The two proposals come from the $3 million city council set aside in ARP money to address issues with the worst vacant houses in Youngstown. After the two allocations, the fund will have about $500,000 left in it, said Michael Durkin, the city’s code enforcement and blight remediation superintendent. “By the end of this year, we’ll be pretty much at the end of the line with demos,” Durkin said. “After this, we’d have at the most, 50 houses that need to come down. It will grow a little. There will always be some, but it’s more manageable.”
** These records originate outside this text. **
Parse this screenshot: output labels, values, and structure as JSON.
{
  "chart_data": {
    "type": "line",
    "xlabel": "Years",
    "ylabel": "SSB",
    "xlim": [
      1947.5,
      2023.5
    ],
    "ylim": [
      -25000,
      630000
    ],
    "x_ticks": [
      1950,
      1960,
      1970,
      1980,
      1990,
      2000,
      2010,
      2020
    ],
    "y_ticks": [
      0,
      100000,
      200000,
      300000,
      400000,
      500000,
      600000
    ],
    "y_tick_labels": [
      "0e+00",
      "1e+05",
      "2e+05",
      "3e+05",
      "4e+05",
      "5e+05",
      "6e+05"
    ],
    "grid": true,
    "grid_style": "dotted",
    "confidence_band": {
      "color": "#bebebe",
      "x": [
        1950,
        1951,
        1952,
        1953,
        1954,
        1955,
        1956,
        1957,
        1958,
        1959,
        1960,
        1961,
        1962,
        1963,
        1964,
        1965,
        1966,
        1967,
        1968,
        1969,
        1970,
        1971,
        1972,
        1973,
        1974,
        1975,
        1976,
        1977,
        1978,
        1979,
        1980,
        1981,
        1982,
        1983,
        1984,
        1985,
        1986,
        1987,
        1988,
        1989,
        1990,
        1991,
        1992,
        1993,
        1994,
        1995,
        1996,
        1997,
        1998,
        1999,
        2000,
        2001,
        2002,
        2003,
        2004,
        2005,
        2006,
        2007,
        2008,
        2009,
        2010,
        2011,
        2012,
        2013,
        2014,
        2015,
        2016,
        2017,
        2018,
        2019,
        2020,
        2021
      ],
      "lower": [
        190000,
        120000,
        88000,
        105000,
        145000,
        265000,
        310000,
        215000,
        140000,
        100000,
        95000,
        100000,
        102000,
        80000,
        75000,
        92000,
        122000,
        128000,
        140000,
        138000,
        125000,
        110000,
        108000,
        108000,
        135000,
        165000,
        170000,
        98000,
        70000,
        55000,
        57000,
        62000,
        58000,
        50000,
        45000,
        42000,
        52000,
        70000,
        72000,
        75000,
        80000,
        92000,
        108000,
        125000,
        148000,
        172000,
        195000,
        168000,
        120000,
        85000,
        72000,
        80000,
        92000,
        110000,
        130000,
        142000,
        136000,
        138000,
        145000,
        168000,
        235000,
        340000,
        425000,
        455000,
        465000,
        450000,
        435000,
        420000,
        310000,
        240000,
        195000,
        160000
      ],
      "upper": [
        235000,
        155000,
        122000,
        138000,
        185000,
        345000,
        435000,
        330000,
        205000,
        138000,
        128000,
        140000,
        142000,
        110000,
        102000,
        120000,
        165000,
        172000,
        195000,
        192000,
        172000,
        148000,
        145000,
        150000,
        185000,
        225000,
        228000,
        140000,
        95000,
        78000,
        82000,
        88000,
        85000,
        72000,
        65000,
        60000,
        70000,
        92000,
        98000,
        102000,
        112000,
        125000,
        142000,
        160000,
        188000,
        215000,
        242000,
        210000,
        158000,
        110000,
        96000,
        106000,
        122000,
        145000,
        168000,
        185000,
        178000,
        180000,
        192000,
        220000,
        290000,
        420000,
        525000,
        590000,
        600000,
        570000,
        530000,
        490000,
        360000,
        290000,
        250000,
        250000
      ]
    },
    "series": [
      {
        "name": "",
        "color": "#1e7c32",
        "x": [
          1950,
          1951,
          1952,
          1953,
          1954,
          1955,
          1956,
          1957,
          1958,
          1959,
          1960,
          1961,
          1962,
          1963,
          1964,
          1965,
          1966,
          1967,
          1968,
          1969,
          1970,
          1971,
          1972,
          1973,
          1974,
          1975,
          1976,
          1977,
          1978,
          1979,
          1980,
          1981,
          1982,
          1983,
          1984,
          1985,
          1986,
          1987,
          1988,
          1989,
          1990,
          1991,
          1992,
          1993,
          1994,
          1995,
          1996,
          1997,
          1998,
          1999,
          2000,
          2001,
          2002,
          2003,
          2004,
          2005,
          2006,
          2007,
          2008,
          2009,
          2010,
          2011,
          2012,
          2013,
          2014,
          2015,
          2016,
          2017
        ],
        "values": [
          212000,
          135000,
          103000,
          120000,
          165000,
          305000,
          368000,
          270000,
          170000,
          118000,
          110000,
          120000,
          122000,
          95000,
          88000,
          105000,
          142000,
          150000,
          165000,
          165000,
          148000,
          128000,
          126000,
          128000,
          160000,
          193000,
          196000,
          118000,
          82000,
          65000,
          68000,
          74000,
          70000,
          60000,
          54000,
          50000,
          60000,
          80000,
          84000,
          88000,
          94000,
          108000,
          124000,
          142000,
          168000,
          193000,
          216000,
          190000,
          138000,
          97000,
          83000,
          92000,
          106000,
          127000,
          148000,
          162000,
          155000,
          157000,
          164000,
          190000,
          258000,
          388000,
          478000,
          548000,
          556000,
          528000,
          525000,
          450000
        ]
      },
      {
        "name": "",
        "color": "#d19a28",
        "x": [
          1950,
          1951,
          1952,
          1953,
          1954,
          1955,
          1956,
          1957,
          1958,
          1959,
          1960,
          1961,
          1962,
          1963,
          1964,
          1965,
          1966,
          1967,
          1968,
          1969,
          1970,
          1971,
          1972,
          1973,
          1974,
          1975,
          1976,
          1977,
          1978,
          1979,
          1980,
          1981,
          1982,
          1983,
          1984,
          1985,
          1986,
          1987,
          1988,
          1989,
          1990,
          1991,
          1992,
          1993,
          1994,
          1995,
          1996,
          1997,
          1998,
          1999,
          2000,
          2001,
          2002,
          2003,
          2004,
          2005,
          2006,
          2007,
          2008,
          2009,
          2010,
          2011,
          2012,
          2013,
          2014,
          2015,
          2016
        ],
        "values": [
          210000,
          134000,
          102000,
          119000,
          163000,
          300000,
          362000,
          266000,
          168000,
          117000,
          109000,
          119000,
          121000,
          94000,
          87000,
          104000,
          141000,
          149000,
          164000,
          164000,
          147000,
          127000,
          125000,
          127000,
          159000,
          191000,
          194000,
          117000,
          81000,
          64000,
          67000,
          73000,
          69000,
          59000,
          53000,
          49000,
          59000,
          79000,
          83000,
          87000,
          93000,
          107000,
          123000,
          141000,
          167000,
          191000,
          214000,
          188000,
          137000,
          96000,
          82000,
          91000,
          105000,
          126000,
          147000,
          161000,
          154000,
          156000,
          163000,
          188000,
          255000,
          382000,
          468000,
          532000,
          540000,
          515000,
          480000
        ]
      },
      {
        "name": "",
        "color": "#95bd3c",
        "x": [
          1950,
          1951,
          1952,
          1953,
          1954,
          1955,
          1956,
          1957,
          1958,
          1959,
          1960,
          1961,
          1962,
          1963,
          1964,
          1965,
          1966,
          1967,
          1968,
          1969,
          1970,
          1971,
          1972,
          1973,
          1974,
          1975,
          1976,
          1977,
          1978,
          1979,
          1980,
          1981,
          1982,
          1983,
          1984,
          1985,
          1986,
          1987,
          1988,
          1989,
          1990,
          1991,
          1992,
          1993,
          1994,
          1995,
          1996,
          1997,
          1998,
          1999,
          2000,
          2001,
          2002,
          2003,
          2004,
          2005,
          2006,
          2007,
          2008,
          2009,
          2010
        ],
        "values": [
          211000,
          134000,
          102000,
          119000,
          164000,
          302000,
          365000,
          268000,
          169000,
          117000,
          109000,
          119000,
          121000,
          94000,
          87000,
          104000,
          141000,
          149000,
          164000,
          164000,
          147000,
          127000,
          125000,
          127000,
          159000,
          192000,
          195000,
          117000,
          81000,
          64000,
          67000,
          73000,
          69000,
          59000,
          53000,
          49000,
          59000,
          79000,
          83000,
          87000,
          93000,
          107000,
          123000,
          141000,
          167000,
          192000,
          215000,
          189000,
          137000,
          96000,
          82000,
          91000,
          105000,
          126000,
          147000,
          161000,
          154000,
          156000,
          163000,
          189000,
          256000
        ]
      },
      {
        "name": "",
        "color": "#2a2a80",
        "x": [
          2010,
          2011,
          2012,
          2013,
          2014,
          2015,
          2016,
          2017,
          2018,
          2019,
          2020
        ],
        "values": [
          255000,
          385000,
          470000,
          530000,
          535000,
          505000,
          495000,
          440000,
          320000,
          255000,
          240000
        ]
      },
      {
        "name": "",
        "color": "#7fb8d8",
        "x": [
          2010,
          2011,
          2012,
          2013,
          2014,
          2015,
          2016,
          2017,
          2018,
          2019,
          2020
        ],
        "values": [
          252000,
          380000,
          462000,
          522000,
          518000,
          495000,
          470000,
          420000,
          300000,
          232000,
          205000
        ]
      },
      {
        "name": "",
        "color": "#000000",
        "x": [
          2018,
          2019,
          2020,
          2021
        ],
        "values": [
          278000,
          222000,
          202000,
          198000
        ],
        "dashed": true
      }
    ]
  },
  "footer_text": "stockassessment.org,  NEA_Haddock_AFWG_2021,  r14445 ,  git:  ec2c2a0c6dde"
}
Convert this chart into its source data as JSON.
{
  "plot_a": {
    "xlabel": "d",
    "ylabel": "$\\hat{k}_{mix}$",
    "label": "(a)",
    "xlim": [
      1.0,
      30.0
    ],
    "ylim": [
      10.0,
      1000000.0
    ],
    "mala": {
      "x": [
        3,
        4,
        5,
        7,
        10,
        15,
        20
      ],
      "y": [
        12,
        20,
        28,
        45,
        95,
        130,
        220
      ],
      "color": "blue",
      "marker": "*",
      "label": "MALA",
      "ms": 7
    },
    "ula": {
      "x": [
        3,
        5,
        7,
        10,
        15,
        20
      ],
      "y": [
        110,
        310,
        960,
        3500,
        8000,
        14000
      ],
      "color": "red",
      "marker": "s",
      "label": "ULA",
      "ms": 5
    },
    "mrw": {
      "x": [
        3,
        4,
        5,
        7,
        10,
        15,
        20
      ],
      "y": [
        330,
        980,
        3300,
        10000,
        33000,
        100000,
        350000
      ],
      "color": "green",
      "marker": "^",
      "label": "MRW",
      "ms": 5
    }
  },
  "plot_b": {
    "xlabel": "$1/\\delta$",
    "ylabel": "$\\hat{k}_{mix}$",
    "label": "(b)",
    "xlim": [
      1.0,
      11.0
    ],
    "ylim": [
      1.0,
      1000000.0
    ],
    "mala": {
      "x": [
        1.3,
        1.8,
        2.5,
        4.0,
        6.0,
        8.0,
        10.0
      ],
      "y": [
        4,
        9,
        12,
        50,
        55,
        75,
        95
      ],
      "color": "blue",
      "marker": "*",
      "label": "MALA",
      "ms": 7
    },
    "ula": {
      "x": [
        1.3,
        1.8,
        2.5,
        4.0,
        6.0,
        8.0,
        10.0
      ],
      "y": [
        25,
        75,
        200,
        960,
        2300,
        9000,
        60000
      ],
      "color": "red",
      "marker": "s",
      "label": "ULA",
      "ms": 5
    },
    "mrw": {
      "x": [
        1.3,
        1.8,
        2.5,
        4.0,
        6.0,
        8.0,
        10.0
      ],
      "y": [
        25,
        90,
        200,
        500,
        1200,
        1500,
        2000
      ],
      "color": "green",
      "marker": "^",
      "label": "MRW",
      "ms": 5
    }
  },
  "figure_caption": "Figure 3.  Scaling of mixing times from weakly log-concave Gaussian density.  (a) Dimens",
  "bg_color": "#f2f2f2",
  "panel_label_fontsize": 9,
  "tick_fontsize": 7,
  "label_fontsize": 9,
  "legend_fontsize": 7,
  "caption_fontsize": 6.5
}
More than 2,600 vacant houses have been demolished in Youngstown since 2017, according to statistics provided by Durkin. There were 621 taken down in 2017, 646 in 2018 and 513 in 2019. But it has slowed down since then, with under 250 annually between 2020 and 2022, and increasing to 264 last year, he said. City council approved using $8 million of the city’s $82.8 million ARP award on Dec. 15, 2021, for the abatement and demolition of properties throughout Youngstown.
The city kept the money set aside and didn’t do demolitions with the ARP money as it awaited word on an application for a grant through the Ohio Building Demolition and Site Revitalization Program. The Mahoning County Land Bank on Dec. 6, 2022, was awarded $6.9 million for demolition work, including $5.3 million to take down about 500 vacant houses in Youngstown. Of the 264 houses demolished last year in Youngstown, 176 came from city ARP funds, 27 were done by private property owners at their personal expense and 61 from the land bank, Durkin said.
The land bank will do more than 350 demolitions in the city this year and will finish the rest in 2025, Durkin said. The remaining $500,000 in the ARP demolition fund will either go toward more demolitions or could be reallocated by city council for other projects, Durkin said. The city has to allocate all of its ARP money by Dec. 31.